ProgressTalk.com Sponsor
You're welcome. Some other general points, in no particular order (I assume you are on OE 10 or later and you are using the Enterprise database license):
  • Always use Type II storage areas (areas with 8, 64, or 512 blocks per cluster are Type II areas).
  • Never put any objects (tables, indexes, or LOB columns) in the Schema Area.
  • Never put objects of different types (e.g. tables and indexes) in a single storage area.
  • Create a storage area for each very large table.
  • For each of those, create a storage area for the indexes of that table.
  • Create separate storage areas for LOBs, if any.
  • Create a storage area for tables with word indexes, if any (this will yield benefits for future index rebuilds; ensures that data scans can be multi-threaded).
  • Ensure that you understand your choices for storage area settings for records per block and blocks per cluster before defining your structure. Choose values appropriate for your data. RPB doesn't matter for index areas (provided they only contain indexes). For those I use RPB 128 just in case someone accidentally adds a table to an index area in the future.
  • Split tables into different areas based on the physical characteristics of the data (e.g. large tables, small tables, empty tables, tables with small mean record size, tables with large mean record size) rather than the functional characteristics of the data (e.g. accounting tables, sales tables, tax tables, etc.).
  • Re fixed versus variable extents: unless you have very high transaction volume or your storage areas are very large (hundreds of GB), you should be fine using all variable extents in your structure.
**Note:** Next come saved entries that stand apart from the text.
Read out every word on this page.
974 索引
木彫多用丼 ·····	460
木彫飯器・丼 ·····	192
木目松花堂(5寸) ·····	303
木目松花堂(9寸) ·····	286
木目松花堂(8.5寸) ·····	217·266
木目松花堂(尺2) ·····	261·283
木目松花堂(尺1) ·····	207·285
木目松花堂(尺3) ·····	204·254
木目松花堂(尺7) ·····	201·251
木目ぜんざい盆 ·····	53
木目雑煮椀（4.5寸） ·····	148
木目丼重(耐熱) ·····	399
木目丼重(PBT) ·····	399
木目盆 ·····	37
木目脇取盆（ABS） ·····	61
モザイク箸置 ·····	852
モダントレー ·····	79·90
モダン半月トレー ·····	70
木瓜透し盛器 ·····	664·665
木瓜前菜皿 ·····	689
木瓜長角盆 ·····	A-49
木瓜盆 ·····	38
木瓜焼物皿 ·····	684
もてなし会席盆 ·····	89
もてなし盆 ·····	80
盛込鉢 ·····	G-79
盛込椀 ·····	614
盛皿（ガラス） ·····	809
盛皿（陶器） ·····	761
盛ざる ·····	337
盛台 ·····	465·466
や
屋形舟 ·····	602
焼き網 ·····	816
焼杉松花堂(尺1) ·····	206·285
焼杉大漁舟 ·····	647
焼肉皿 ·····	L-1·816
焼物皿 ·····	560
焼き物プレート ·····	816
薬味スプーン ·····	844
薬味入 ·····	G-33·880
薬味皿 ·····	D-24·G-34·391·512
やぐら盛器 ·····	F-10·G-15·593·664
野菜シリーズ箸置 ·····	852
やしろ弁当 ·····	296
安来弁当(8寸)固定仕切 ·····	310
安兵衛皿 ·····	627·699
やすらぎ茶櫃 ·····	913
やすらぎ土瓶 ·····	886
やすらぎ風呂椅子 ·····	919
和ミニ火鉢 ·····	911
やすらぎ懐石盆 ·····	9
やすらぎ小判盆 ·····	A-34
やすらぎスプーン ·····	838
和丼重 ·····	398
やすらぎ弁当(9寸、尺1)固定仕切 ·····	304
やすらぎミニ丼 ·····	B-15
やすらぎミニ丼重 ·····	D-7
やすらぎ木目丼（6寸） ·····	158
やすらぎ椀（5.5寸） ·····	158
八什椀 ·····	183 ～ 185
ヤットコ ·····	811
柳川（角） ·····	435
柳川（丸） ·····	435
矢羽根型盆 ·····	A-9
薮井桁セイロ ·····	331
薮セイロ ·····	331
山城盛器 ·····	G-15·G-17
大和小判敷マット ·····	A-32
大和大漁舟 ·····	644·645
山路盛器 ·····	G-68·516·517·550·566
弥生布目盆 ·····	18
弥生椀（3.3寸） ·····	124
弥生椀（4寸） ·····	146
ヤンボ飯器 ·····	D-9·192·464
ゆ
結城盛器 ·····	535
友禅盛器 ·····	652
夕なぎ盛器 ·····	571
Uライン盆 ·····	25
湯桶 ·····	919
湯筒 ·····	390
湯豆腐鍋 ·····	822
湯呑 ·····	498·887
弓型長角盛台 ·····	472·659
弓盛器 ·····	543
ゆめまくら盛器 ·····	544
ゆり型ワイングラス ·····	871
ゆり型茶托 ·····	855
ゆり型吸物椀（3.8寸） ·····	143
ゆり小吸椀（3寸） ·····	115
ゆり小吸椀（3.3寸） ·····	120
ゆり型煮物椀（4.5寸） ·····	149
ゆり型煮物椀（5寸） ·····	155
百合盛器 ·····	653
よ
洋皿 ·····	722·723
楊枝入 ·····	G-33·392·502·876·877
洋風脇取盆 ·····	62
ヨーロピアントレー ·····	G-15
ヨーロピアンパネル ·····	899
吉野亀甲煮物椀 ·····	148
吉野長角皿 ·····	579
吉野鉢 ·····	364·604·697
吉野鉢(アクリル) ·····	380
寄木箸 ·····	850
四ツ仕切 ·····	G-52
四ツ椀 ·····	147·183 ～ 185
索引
That, combined with enabling large file support, will reduce the maintenance and monitoring required. Variable extents can grow to a maximum of 1 TB. Without large file support the maximum extent size is 2 GB.
  • When creating a new DB, choose the 8 KB database block size. Don't ever use a file system block size that is larger than your database block size, as performance will suffer.
  • In production, always use after imaging (and monitor its status!). Using variable-length AI extents will make your life easier.
  • If possible, locate the after image extents on separate physical storage from the rest of the database. That way if your database becomes corrupted or is lost due to media failure, you can recreate it with your last backup and your AI files since that backup. Obviously that won't be an option if your AI files were also stored on the failed media.
Related stuff:
  • Get to know your storage subsystem. What storage is available to you? Is it on a SAN? NAS? Direct-attached storage? HDD or SDD? RAID level? Are there different tiers of storage available to you?
  • Don't put database files on parity-based RAID storage. Examples: RAID 5/6/50/60/DP, etc. RAID 10 is a good choice.
  • Use quality enterprise storage. Don't put database files on a NAS or on consumer-grade disks.